An interesting article appeared in the December 22, 2007 issue of the British Medical Journal. In that article, the authors, Rachel C Vreeman, fellow in children’s health services research of the Indiana University School of Medicine, and Aaron E Carroll, assistant professor of pediatrics Regenstrief Institute, Indianapolis, Indiana, tackled the seven most common medical myths.
The authors researched each of these common myths and reported on them in the BMJ article. The synopsis of their findings is listed below.
1) People should drink at least eight glasses of water a day The researchers noted that the 8 glass number is seen in many places in the popular press. However, they found that this number actually came from recommendations first put forth in 1945. In those original recommendations it was suggested that adults should have 1 milliliter of water for each calorie of food, which equates to about 2.5 liters daily or about 8 glasses of water.
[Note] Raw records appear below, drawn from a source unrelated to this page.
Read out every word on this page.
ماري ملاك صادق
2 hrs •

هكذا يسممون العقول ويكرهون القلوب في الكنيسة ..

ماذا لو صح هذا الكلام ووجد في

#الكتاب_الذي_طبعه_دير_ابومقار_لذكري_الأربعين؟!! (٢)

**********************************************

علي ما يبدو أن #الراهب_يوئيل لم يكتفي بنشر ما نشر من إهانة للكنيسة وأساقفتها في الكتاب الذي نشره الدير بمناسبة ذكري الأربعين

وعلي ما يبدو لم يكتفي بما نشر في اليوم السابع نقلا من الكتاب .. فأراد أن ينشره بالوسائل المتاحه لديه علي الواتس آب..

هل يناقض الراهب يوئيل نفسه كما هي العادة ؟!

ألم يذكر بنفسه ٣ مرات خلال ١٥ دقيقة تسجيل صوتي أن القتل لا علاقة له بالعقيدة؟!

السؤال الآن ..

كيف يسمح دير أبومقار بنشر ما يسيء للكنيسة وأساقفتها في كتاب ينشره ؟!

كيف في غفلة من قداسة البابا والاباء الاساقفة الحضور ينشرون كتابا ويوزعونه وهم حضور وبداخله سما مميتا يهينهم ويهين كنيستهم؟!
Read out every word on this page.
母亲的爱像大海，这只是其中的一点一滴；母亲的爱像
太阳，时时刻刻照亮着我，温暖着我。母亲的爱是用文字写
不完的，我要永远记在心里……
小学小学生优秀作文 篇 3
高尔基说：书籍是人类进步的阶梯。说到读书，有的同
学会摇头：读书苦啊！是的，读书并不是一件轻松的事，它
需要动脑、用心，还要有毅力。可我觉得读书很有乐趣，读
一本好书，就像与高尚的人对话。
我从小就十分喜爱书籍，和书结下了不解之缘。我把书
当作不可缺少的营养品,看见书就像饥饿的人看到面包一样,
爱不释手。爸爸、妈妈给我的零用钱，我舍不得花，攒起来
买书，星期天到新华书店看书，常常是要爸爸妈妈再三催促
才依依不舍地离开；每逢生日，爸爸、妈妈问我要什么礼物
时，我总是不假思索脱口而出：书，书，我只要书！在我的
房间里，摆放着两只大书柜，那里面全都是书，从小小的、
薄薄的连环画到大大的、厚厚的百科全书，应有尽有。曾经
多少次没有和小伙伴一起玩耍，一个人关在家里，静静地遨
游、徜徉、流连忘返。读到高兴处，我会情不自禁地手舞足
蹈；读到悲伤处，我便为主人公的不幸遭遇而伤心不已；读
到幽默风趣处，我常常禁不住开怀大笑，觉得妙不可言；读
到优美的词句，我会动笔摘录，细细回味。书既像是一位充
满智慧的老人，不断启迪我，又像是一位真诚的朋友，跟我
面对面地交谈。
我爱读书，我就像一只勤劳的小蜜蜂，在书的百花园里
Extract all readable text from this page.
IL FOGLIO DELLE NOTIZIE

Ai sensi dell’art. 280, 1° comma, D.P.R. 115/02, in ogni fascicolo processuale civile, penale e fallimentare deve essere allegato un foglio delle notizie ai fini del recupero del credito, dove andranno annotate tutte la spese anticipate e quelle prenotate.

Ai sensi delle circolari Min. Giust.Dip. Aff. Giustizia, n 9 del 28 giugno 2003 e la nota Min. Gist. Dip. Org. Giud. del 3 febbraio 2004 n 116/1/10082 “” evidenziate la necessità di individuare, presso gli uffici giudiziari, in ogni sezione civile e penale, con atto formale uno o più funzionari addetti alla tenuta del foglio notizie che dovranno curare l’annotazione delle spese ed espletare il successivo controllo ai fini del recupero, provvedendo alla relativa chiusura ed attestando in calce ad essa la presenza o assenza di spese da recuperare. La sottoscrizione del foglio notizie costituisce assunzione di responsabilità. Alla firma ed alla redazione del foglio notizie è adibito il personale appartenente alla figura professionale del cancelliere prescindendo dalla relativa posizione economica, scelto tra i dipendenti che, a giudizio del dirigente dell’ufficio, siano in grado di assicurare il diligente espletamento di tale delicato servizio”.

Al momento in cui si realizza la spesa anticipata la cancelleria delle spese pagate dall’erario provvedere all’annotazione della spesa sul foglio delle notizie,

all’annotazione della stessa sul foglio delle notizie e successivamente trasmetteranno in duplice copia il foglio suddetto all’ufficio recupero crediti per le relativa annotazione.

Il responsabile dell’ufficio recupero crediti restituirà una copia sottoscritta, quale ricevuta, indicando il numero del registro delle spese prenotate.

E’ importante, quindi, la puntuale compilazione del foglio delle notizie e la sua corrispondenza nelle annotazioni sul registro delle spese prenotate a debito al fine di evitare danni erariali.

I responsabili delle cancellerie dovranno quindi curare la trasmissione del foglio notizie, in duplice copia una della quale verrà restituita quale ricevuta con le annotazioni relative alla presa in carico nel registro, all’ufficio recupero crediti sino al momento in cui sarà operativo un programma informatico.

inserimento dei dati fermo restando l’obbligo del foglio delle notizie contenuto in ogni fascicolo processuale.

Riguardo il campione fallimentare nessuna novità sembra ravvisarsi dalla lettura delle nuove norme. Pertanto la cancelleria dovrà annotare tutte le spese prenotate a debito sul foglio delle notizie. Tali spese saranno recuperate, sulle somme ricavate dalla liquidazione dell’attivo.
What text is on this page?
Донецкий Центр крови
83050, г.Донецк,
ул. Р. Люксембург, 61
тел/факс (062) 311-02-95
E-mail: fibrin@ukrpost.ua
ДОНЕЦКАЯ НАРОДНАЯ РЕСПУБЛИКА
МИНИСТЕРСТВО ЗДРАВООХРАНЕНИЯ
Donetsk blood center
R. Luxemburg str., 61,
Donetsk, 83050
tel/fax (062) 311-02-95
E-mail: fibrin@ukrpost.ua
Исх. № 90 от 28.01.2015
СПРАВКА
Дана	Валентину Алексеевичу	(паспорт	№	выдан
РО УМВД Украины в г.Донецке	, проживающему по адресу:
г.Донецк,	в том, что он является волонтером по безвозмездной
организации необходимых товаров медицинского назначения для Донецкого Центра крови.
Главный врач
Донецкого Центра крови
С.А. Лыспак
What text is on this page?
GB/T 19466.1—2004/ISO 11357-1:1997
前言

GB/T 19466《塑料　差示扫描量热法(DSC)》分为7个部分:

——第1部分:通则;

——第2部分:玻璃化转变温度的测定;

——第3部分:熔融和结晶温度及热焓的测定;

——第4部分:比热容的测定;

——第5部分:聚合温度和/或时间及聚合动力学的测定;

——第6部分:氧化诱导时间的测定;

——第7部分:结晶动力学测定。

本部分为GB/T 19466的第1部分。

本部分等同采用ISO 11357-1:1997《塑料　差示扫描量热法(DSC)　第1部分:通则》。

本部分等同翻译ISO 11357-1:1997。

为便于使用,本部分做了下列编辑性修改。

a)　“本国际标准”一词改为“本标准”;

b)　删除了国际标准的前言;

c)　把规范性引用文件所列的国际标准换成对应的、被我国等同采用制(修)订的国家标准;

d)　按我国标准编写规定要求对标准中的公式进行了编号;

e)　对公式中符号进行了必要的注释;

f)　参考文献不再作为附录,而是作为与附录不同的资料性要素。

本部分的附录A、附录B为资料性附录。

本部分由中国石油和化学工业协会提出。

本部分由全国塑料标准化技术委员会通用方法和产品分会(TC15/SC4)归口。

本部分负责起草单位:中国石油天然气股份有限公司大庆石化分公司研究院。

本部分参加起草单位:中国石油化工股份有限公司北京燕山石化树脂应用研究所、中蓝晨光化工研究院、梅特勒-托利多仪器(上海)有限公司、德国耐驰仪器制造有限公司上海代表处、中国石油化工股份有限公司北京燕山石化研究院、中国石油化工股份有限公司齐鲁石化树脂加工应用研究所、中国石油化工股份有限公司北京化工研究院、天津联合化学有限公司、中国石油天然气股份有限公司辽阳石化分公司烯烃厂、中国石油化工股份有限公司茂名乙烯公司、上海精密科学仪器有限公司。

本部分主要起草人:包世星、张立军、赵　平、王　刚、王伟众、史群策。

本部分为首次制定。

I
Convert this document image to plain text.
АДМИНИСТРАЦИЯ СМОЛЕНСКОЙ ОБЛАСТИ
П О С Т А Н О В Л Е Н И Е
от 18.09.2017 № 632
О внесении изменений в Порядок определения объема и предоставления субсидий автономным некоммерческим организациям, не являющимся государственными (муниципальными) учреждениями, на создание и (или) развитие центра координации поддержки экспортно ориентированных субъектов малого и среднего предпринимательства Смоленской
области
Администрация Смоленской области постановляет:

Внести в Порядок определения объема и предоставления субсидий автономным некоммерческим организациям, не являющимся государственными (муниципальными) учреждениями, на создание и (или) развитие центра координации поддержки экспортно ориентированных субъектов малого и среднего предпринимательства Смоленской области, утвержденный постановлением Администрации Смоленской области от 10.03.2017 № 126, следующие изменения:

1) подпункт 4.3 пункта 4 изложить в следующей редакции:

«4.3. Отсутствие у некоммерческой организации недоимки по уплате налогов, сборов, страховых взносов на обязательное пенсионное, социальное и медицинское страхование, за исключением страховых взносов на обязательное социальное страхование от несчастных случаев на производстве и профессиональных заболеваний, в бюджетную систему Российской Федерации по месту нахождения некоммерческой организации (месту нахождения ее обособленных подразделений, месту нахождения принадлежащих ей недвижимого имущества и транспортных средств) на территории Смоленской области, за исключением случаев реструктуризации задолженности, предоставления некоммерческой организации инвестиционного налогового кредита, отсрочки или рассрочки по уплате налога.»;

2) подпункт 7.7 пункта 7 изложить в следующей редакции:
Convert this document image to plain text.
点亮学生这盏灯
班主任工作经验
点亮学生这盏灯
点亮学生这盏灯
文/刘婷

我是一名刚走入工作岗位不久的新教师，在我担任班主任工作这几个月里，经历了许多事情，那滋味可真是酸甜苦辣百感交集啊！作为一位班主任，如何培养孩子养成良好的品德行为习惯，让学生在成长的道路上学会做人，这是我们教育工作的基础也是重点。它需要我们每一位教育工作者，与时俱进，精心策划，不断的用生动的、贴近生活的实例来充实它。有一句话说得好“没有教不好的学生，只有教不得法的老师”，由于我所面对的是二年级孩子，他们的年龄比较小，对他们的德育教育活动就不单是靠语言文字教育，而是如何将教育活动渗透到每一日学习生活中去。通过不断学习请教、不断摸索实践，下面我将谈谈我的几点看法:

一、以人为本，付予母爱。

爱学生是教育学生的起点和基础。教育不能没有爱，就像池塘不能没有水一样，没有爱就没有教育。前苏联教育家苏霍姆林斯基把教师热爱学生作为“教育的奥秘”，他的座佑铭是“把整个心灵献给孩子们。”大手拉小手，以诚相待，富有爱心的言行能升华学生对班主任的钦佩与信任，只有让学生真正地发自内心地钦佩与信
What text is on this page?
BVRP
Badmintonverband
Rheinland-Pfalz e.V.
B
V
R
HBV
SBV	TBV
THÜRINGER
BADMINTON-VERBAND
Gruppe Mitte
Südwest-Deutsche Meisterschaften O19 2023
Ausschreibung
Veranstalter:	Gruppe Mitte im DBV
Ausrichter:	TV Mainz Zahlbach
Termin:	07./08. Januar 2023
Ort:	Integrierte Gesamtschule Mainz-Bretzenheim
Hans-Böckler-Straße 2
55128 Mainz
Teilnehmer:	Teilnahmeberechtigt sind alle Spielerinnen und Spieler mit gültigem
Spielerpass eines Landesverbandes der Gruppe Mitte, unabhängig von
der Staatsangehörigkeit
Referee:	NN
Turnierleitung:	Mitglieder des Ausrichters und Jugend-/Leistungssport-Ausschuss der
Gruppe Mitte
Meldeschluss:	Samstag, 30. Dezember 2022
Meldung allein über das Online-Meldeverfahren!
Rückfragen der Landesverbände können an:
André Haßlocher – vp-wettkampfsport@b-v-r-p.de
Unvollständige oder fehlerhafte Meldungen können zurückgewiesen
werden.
However, the researchers note that one important sentence in the original recommendations is commonly overlooked. That sentence reads. “Most of this quantity is contained in prepared foods.” With this discovery and other information they uncovered the article notes, “studies suggest that adequate fluid intake is usually met through typical daily consumption of juice, milk, and even caffeinated drinks.”
2) We use only 10% of our brains The authors found that this myth goes back as far as 1907. This myth probably had more to do with the desire for self improvement than the actual amount of the brain being used. The authors note that this myth is totally false and there are no unused or dormant parts of the brain.
3) Hair and fingernails continue to grow after death Again this is untrue. The authors note that dehydration of the body after death may lead to skin retraction which may make the hair and fingernails appear to be more pronounced and therefore look like they have grown.
4) Shaving hair causes it to grow back faster, darker, or coarser The authors state that this myth continues to be carried by popular media. However, they note that this myth has been scientifically disproved in multiple studies dating back as far as 1928. They clearly state, “recent studies confirm that shaving does not affect the thickness or rate of hair regrowth.”
5) Reading in dim light ruins your eyesight The authors note that reading in dim light can create eye strain and decreases the rate of blinking which can lead to discomfort. However, they note that none of these symptoms persist. After consulting many experts, the authors conclude, “reading in low light does not hurt your eyes.”
6) Eating turkey makes people especially drowsy The authors note that this myth is based on the fact that turkey contains tryptophan, which does contribute to sleepiness. However, they note that turkey contains no more tryptophan than chicken or ground beef. They explain that the sleepiness is more likely related to the volume of food consumed when turkey is eaten as a holiday meal.
7) Mobile phones create considerable electromagnetic interference in hospitals This may be the only myth that could be true. Although the researchers could find no scientific evidence to support this myth, there have been a few reported cases of equipment malfunction in hospitals that could be attributed to cell phones. As a result, and probably precautionary, many hospital have banned cell phones in critical areas.